Environmental groups have filed a complaint in federal court in Washington, DC, challenging a supplemental environmental impact statement (SEIS) that clears the way for the first oil and natural gas lease sale since the Macondo well blowout to be held in the western Gulf of Mexico (GOM).
The Southern Environmental Law Center brought the lawsuit Tuesday on behalf of Oceana, Defenders of Wildlife, Natural Resources Defense Council (NRDC) and the Center for Biological Diversity in the U.S. District Court for the District of Columbia. It asks that the SEIS be vacated. “We think it doesn’t comply with the National Environmental Policy Act,” said Catherine Wannamaker, senior attorney at the Southern Environmental Law Center, which will represent the groups in court.
Specifically the environmental groups contend that the Interior Department’s Bureau of Ocean Energy Management (BOEM) has ignored the impact of BP plc’s 200 million-gallon oil spill in its assessment of the risks and precautions for the GOM before conducting the first auction of oil and gas leases (Lease Sale 218) since the Deepwater Horizon disaster (see Daily GPI, April 26, 2010).
Lease Sale 218 is scheduled to be held at the Louisiana Superdome in downtown New Orleans on Wednesday and will include all of the available unleased areas in the Western Gulf Planning Area (WGPA), which lies off the coast of Texas.
According to the BOEM, Lease Sale 218 will encompass 3,913 unleased blocks covering more than 21 million acres, and will be the last WGPA sale for the 2007-2012 Outer Continental Shelf Oil and Natural Gas Leasing Program. The blocks are located from nine to about 250 miles offshore, with water depths ranging from 16 to more than 10,975 feet (five to 3,346 meters). The BOEM estimates that the lease sale could result in the production of 222 to 423 million bbl of oil and 1.49 to 2.65 Tcf of natural gas.
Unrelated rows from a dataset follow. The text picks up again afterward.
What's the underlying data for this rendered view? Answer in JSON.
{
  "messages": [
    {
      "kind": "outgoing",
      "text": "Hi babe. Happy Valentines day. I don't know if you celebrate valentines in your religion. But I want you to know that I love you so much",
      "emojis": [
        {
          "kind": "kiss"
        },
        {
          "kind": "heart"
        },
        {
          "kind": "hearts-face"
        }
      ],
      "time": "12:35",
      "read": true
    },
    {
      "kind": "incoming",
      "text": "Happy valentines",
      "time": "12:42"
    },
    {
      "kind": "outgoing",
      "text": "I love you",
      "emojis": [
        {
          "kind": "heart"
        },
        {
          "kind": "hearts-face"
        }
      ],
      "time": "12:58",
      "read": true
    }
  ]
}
In moving forward with this lease sale, “the federal government is failing to learn from one of the most environmentally and economically destructive incidents in U.S. history,” said David Pettit, senior attorney with NRDC.
“BOEM is continuing the same irresponsible approach that led to the BP Deepwater Horizon disaster and harm still being felt in the Gulf,” Wannamaker said.
“Failing to fully analyze the effects of the Deepwater Horizon oil disaster and the potential of future spills before moving forward with drilling in the Gulf of Mexico is asking for another drilling catastrophe,” agreed Sierra Weaver, attorney for Defenders of Wildlife.
“The administration has buried its head in the sand, ignoring the devastating impact of the BP spill, and acting as if nothing ever happened. But the spill’s impacts on endangered and commercially important species must be considered,” noted Jacqueline Savitz, senior campaign director for Oceana.